Since 2006, I have read A LOT about preeclampsia. I read down the list of signs and symptoms and nod my head and mentally check them off. Headache. Check. Seeing spots. Check. Swelling. Check. Vomiting. Check. It seems obvious in retrospect. It seems so completely obvious. My body was screaming these signs at me - loudly - but I was one of the 49% of college-educated women who didn't know or understand the symptoms. I did not take action - and that absence of action very nearly took my life and that of my son.
I've written a lot about the events of his birthday - the parts that I can remember. I've written about the confusion, the fear, the pain, and my complete and utter inability to help myself. By the time I recognized that my symptoms were symptomatic of something other than the flu, I was beyond my own capabilities. This is not a good place to be. It's a place from which many people never return.
The thing about awareness is that it drives action. Ignorance encourages inaction. In the face of something as cruel as preeclampsia, inaction can kill quickly. And as the blood pressure creeps up and the thought processes dull and the eyesight blurs and the reflexes engage and the body edges ever closer to seizure or coma - inaction can make death inevitable.
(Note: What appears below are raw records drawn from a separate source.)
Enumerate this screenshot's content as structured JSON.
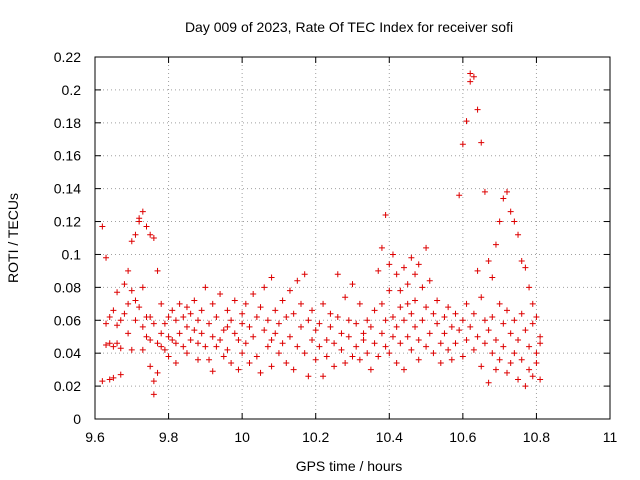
{
  "chart_data": {
    "type": "scatter",
    "title": "Day 009 of 2023, Rate Of TEC Index for receiver sofi",
    "xlabel": "GPS time / hours",
    "ylabel": "ROTI / TECUs",
    "xlim": [
      9.6,
      11.0
    ],
    "ylim": [
      0,
      0.22
    ],
    "xticks": [
      "9.6",
      "9.8",
      "10",
      "10.2",
      "10.4",
      "10.6",
      "10.8",
      "11"
    ],
    "yticks": [
      "0",
      "0.02",
      "0.04",
      "0.06",
      "0.08",
      "0.1",
      "0.12",
      "0.14",
      "0.16",
      "0.18",
      "0.2",
      "0.22"
    ],
    "grid": true,
    "marker": "+",
    "color": "#dd0000",
    "series": [
      {
        "points": [
          [
            9.62,
            0.117
          ],
          [
            9.62,
            0.023
          ],
          [
            9.63,
            0.045
          ],
          [
            9.63,
            0.058
          ],
          [
            9.63,
            0.098
          ],
          [
            9.64,
            0.024
          ],
          [
            9.64,
            0.046
          ],
          [
            9.64,
            0.062
          ],
          [
            9.65,
            0.025
          ],
          [
            9.65,
            0.044
          ],
          [
            9.65,
            0.066
          ],
          [
            9.66,
            0.046
          ],
          [
            9.66,
            0.057
          ],
          [
            9.66,
            0.077
          ],
          [
            9.67,
            0.027
          ],
          [
            9.67,
            0.043
          ],
          [
            9.67,
            0.06
          ],
          [
            9.68,
            0.064
          ],
          [
            9.68,
            0.082
          ],
          [
            9.69,
            0.07
          ],
          [
            9.69,
            0.09
          ],
          [
            9.69,
            0.052
          ],
          [
            9.7,
            0.108
          ],
          [
            9.7,
            0.042
          ],
          [
            9.7,
            0.078
          ],
          [
            9.71,
            0.112
          ],
          [
            9.71,
            0.06
          ],
          [
            9.71,
            0.072
          ],
          [
            9.72,
            0.122
          ],
          [
            9.72,
            0.12
          ],
          [
            9.72,
            0.068
          ],
          [
            9.73,
            0.126
          ],
          [
            9.73,
            0.08
          ],
          [
            9.73,
            0.042
          ],
          [
            9.73,
            0.056
          ],
          [
            9.74,
            0.117
          ],
          [
            9.74,
            0.062
          ],
          [
            9.74,
            0.05
          ],
          [
            9.75,
            0.112
          ],
          [
            9.75,
            0.048
          ],
          [
            9.75,
            0.062
          ],
          [
            9.75,
            0.032
          ],
          [
            9.76,
            0.11
          ],
          [
            9.76,
            0.023
          ],
          [
            9.76,
            0.058
          ],
          [
            9.76,
            0.015
          ],
          [
            9.77,
            0.09
          ],
          [
            9.77,
            0.028
          ],
          [
            9.77,
            0.046
          ],
          [
            9.78,
            0.044
          ],
          [
            9.78,
            0.052
          ],
          [
            9.78,
            0.07
          ],
          [
            9.79,
            0.058
          ],
          [
            9.79,
            0.042
          ],
          [
            9.8,
            0.062
          ],
          [
            9.8,
            0.05
          ],
          [
            9.8,
            0.038
          ],
          [
            9.81,
            0.048
          ],
          [
            9.81,
            0.066
          ],
          [
            9.82,
            0.046
          ],
          [
            9.82,
            0.034
          ],
          [
            9.82,
            0.06
          ],
          [
            9.83,
            0.052
          ],
          [
            9.83,
            0.07
          ],
          [
            9.84,
            0.044
          ],
          [
            9.84,
            0.062
          ],
          [
            9.85,
            0.056
          ],
          [
            9.85,
            0.04
          ],
          [
            9.85,
            0.068
          ],
          [
            9.86,
            0.064
          ],
          [
            9.86,
            0.048
          ],
          [
            9.87,
            0.054
          ],
          [
            9.87,
            0.072
          ],
          [
            9.88,
            0.036
          ],
          [
            9.88,
            0.046
          ],
          [
            9.88,
            0.06
          ],
          [
            9.89,
            0.066
          ],
          [
            9.89,
            0.052
          ],
          [
            9.9,
            0.08
          ],
          [
            9.9,
            0.044
          ],
          [
            9.91,
            0.058
          ],
          [
            9.91,
            0.036
          ],
          [
            9.92,
            0.05
          ],
          [
            9.92,
            0.07
          ],
          [
            9.92,
            0.029
          ],
          [
            9.93,
            0.044
          ],
          [
            9.93,
            0.062
          ],
          [
            9.94,
            0.048
          ],
          [
            9.94,
            0.076
          ],
          [
            9.95,
            0.054
          ],
          [
            9.95,
            0.038
          ],
          [
            9.96,
            0.066
          ],
          [
            9.96,
            0.042
          ],
          [
            9.96,
            0.056
          ],
          [
            9.97,
            0.06
          ],
          [
            9.97,
            0.034
          ],
          [
            9.98,
            0.052
          ],
          [
            9.98,
            0.072
          ],
          [
            9.99,
            0.048
          ],
          [
            9.99,
            0.03
          ],
          [
            10.0,
            0.058
          ],
          [
            10.0,
            0.064
          ],
          [
            10.0,
            0.04
          ],
          [
            10.01,
            0.07
          ],
          [
            10.01,
            0.046
          ],
          [
            10.02,
            0.034
          ],
          [
            10.02,
            0.056
          ],
          [
            10.03,
            0.076
          ],
          [
            10.03,
            0.05
          ],
          [
            10.04,
            0.062
          ],
          [
            10.04,
            0.038
          ],
          [
            10.05,
            0.068
          ],
          [
            10.05,
            0.028
          ],
          [
            10.06,
            0.054
          ],
          [
            10.06,
            0.08
          ],
          [
            10.07,
            0.044
          ],
          [
            10.07,
            0.06
          ],
          [
            10.08,
            0.086
          ],
          [
            10.08,
            0.048
          ],
          [
            10.08,
            0.032
          ],
          [
            10.09,
            0.066
          ],
          [
            10.09,
            0.052
          ],
          [
            10.1,
            0.058
          ],
          [
            10.1,
            0.04
          ],
          [
            10.11,
            0.072
          ],
          [
            10.11,
            0.046
          ],
          [
            10.12,
            0.062
          ],
          [
            10.12,
            0.034
          ],
          [
            10.13,
            0.078
          ],
          [
            10.13,
            0.05
          ],
          [
            10.14,
            0.03
          ],
          [
            10.14,
            0.064
          ],
          [
            10.15,
            0.084
          ],
          [
            10.15,
            0.044
          ],
          [
            10.16,
            0.056
          ],
          [
            10.16,
            0.07
          ],
          [
            10.17,
            0.088
          ],
          [
            10.17,
            0.04
          ],
          [
            10.18,
            0.026
          ],
          [
            10.18,
            0.06
          ],
          [
            10.19,
            0.048
          ],
          [
            10.19,
            0.066
          ],
          [
            10.2,
            0.036
          ],
          [
            10.2,
            0.054
          ],
          [
            10.21,
            0.058
          ],
          [
            10.21,
            0.044
          ],
          [
            10.22,
            0.026
          ],
          [
            10.22,
            0.07
          ],
          [
            10.23,
            0.048
          ],
          [
            10.23,
            0.038
          ],
          [
            10.24,
            0.056
          ],
          [
            10.24,
            0.064
          ],
          [
            10.25,
            0.032
          ],
          [
            10.25,
            0.046
          ],
          [
            10.26,
            0.062
          ],
          [
            10.26,
            0.088
          ],
          [
            10.27,
            0.042
          ],
          [
            10.27,
            0.052
          ],
          [
            10.28,
            0.074
          ],
          [
            10.28,
            0.034
          ],
          [
            10.29,
            0.05
          ],
          [
            10.29,
            0.06
          ],
          [
            10.3,
            0.038
          ],
          [
            10.3,
            0.082
          ],
          [
            10.31,
            0.058
          ],
          [
            10.31,
            0.044
          ],
          [
            10.32,
            0.036
          ],
          [
            10.32,
            0.07
          ],
          [
            10.33,
            0.048
          ],
          [
            10.33,
            0.052
          ],
          [
            10.34,
            0.04
          ],
          [
            10.34,
            0.06
          ],
          [
            10.35,
            0.03
          ],
          [
            10.35,
            0.056
          ],
          [
            10.36,
            0.046
          ],
          [
            10.36,
            0.066
          ],
          [
            10.37,
            0.09
          ],
          [
            10.37,
            0.038
          ],
          [
            10.38,
            0.104
          ],
          [
            10.38,
            0.052
          ],
          [
            10.38,
            0.07
          ],
          [
            10.39,
            0.124
          ],
          [
            10.39,
            0.06
          ],
          [
            10.39,
            0.044
          ],
          [
            10.4,
            0.094
          ],
          [
            10.4,
            0.078
          ],
          [
            10.4,
            0.04
          ],
          [
            10.41,
            0.1
          ],
          [
            10.41,
            0.062
          ],
          [
            10.41,
            0.05
          ],
          [
            10.42,
            0.088
          ],
          [
            10.42,
            0.056
          ],
          [
            10.42,
            0.034
          ],
          [
            10.43,
            0.078
          ],
          [
            10.43,
            0.068
          ],
          [
            10.43,
            0.046
          ],
          [
            10.44,
            0.092
          ],
          [
            10.44,
            0.06
          ],
          [
            10.44,
            0.03
          ],
          [
            10.45,
            0.082
          ],
          [
            10.45,
            0.05
          ],
          [
            10.45,
            0.07
          ],
          [
            10.46,
            0.098
          ],
          [
            10.46,
            0.064
          ],
          [
            10.46,
            0.042
          ],
          [
            10.47,
            0.088
          ],
          [
            10.47,
            0.072
          ],
          [
            10.47,
            0.056
          ],
          [
            10.48,
            0.094
          ],
          [
            10.48,
            0.048
          ],
          [
            10.48,
            0.036
          ],
          [
            10.49,
            0.08
          ],
          [
            10.49,
            0.06
          ],
          [
            10.5,
            0.104
          ],
          [
            10.5,
            0.044
          ],
          [
            10.5,
            0.068
          ],
          [
            10.51,
            0.084
          ],
          [
            10.51,
            0.052
          ],
          [
            10.52,
            0.064
          ],
          [
            10.52,
            0.04
          ],
          [
            10.53,
            0.058
          ],
          [
            10.53,
            0.072
          ],
          [
            10.54,
            0.046
          ],
          [
            10.54,
            0.034
          ],
          [
            10.55,
            0.062
          ],
          [
            10.55,
            0.052
          ],
          [
            10.56,
            0.042
          ],
          [
            10.56,
            0.068
          ],
          [
            10.57,
            0.056
          ],
          [
            10.57,
            0.036
          ],
          [
            10.58,
            0.064
          ],
          [
            10.58,
            0.046
          ],
          [
            10.59,
            0.136
          ],
          [
            10.59,
            0.054
          ],
          [
            10.6,
            0.167
          ],
          [
            10.6,
            0.06
          ],
          [
            10.6,
            0.038
          ],
          [
            10.61,
            0.181
          ],
          [
            10.61,
            0.07
          ],
          [
            10.61,
            0.048
          ],
          [
            10.62,
            0.205
          ],
          [
            10.62,
            0.21
          ],
          [
            10.62,
            0.056
          ],
          [
            10.63,
            0.208
          ],
          [
            10.63,
            0.064
          ],
          [
            10.63,
            0.042
          ],
          [
            10.64,
            0.188
          ],
          [
            10.64,
            0.09
          ],
          [
            10.64,
            0.05
          ],
          [
            10.65,
            0.168
          ],
          [
            10.65,
            0.074
          ],
          [
            10.65,
            0.032
          ],
          [
            10.66,
            0.138
          ],
          [
            10.66,
            0.06
          ],
          [
            10.66,
            0.046
          ],
          [
            10.67,
            0.096
          ],
          [
            10.67,
            0.054
          ],
          [
            10.67,
            0.022
          ],
          [
            10.68,
            0.086
          ],
          [
            10.68,
            0.062
          ],
          [
            10.68,
            0.04
          ],
          [
            10.69,
            0.106
          ],
          [
            10.69,
            0.048
          ],
          [
            10.69,
            0.03
          ],
          [
            10.7,
            0.12
          ],
          [
            10.7,
            0.07
          ],
          [
            10.7,
            0.036
          ],
          [
            10.71,
            0.134
          ],
          [
            10.71,
            0.058
          ],
          [
            10.71,
            0.044
          ],
          [
            10.72,
            0.138
          ],
          [
            10.72,
            0.066
          ],
          [
            10.72,
            0.028
          ],
          [
            10.73,
            0.126
          ],
          [
            10.73,
            0.052
          ],
          [
            10.73,
            0.034
          ],
          [
            10.74,
            0.12
          ],
          [
            10.74,
            0.06
          ],
          [
            10.74,
            0.04
          ],
          [
            10.75,
            0.112
          ],
          [
            10.75,
            0.048
          ],
          [
            10.75,
            0.024
          ],
          [
            10.76,
            0.096
          ],
          [
            10.76,
            0.064
          ],
          [
            10.76,
            0.036
          ],
          [
            10.77,
            0.092
          ],
          [
            10.77,
            0.054
          ],
          [
            10.77,
            0.02
          ],
          [
            10.78,
            0.08
          ],
          [
            10.78,
            0.044
          ],
          [
            10.78,
            0.03
          ],
          [
            10.79,
            0.07
          ],
          [
            10.79,
            0.058
          ],
          [
            10.79,
            0.026
          ],
          [
            10.8,
            0.062
          ],
          [
            10.8,
            0.04
          ],
          [
            10.8,
            0.034
          ],
          [
            10.81,
            0.046
          ],
          [
            10.81,
            0.024
          ],
          [
            10.81,
            0.05
          ]
        ]
      }
    ]
  }
}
Awareness drives action. This awareness campaign is not about instilling fear or unsettling women. It's not about creating an atmosphere of impending doom. It's not about undermining the experience of pregnancy. It's about reaching those 5-8% of women who will develop preeclampsia. It's about helping those women advocate for themselves. It's about getting those women in to see their care providers before they end up seizing on the floor by themselves.
Be aware. Know the signs. Know the symptoms.